Plot the mean expression level of each gene separately for each batch.

This functionality is implemented in plotSCEBatchFeatureMean(). The methodology is straight forward, which plots violin plots for all the batches, and within each batch, the plot illustrates the distribution of the mean expression level of each gene. Thus the batch effect can be observed from the mean and standard deviation of each batch.

Plot a dimension reduced components to see the grouping of cells

There is no function special for batch correction, but this can be achieved simply by using the dimension reduction calculation functions (e.g. scaterPCA(), getUMAP() and getTSNE()) and plotSCEDimReduceColData().
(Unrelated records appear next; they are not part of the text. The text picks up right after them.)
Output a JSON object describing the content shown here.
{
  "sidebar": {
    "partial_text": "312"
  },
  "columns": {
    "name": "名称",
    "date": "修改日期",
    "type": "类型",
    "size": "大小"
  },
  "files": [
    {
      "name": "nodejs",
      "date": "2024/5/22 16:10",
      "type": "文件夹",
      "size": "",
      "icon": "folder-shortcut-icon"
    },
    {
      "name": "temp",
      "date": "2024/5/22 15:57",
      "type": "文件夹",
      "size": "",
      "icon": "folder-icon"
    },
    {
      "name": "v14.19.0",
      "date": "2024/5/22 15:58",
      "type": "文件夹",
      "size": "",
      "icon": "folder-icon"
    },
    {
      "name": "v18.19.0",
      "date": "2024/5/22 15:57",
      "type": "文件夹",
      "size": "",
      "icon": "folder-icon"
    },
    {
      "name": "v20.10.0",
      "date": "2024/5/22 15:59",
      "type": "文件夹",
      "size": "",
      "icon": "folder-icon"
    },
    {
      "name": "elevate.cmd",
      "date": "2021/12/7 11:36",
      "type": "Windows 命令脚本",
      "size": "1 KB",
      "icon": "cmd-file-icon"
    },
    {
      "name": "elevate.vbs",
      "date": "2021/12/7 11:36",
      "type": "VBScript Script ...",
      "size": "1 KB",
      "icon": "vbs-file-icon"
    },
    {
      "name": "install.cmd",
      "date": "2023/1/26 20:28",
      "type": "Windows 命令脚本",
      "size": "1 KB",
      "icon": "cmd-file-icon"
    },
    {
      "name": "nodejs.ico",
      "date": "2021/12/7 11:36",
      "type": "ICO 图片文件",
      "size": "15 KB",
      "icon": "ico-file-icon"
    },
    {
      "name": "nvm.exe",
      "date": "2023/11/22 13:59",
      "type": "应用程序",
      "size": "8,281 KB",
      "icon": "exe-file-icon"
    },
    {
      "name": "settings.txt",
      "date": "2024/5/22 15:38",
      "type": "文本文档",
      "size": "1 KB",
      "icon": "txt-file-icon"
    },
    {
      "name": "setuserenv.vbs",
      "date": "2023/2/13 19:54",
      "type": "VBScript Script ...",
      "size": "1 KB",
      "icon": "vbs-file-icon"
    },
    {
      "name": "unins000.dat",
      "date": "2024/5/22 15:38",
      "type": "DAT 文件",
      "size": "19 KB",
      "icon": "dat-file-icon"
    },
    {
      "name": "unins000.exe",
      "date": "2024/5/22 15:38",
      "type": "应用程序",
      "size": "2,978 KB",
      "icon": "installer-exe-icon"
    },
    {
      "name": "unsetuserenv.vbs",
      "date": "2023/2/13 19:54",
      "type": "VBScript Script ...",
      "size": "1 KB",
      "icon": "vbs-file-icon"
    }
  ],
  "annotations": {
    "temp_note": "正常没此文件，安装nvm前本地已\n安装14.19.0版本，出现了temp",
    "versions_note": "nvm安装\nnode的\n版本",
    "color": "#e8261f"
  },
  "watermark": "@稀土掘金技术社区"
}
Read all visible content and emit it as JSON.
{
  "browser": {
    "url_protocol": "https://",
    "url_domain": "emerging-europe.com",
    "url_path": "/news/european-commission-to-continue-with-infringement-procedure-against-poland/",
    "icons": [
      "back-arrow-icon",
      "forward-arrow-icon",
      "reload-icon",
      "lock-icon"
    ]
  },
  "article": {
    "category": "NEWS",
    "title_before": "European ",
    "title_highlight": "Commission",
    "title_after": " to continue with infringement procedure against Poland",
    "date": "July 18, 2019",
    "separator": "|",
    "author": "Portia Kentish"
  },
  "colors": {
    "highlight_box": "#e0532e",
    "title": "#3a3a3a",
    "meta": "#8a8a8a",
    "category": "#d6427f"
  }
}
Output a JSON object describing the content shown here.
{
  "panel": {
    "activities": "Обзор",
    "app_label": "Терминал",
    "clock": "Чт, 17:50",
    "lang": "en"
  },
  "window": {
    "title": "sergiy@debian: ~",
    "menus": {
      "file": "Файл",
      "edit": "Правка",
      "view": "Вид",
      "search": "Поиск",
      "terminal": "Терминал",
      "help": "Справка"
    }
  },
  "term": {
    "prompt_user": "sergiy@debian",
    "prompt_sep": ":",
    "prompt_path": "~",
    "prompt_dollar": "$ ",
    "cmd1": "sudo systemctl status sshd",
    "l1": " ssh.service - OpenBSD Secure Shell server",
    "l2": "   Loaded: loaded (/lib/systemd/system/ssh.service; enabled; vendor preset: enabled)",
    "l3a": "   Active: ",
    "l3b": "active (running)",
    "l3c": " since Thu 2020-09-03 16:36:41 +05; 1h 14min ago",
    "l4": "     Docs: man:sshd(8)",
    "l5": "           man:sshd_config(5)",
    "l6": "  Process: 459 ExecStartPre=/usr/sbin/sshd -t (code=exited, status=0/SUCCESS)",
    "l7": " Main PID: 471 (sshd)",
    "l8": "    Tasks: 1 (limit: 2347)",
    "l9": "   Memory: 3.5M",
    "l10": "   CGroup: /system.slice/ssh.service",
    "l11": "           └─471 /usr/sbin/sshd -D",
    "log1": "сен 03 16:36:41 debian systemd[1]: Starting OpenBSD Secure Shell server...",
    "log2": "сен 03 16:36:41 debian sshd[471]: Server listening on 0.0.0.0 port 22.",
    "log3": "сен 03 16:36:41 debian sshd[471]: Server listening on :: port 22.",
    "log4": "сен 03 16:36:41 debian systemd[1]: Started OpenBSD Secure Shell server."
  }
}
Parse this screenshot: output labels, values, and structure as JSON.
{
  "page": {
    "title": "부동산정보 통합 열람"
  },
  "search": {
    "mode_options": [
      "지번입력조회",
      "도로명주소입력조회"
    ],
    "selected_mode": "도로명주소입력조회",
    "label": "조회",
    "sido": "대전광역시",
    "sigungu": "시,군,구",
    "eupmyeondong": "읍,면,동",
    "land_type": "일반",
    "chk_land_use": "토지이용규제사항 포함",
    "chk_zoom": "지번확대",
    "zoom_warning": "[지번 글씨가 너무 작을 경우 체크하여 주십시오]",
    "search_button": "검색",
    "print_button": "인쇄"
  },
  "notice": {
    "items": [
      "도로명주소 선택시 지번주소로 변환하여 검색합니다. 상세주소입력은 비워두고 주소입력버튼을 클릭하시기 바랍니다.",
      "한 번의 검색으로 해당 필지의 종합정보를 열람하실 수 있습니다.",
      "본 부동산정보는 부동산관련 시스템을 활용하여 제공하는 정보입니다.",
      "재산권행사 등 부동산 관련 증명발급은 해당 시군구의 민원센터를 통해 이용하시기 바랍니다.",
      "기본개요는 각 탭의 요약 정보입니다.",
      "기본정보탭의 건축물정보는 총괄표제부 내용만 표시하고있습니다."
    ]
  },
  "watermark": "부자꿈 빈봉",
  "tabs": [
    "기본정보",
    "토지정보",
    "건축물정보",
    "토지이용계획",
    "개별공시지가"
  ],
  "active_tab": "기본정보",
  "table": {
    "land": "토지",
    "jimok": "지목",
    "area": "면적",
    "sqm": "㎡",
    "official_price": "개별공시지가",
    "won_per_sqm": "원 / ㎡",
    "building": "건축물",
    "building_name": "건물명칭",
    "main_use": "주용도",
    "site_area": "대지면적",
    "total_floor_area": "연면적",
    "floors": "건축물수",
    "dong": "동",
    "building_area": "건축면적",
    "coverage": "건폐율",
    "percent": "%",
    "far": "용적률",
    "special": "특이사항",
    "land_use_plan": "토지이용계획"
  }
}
sce.small <- scaterPCA(inSCE = sce.small,
                    useAssay = 'logcounts', 
                    reducedDimName = 'PCA')
plotSCEDimReduceColData(inSCE = sce.small,
                        colorBy = 'sample',
                        reducedDimName = 'PCA', 
                        title = 'PCA Before Correction')

sce.small <- scaterPCA(inSCE = sce.small,
                     useAssay = 'LIMMA', 
                     reducedDimName = 'PCA_LIMMA')
plotSCEDimReduceColData(inSCE = sce.small,
                        colorBy = 'sample',
                        reducedDimName = 'PCA_LIMMA',
                        title = 'PCA After Correction')

If the cell typing is already given, it is strongly recommended to specify shape = {colData colname for cell typing} in plotSCEDimReduceColData() to visualize the grouping simultaneously.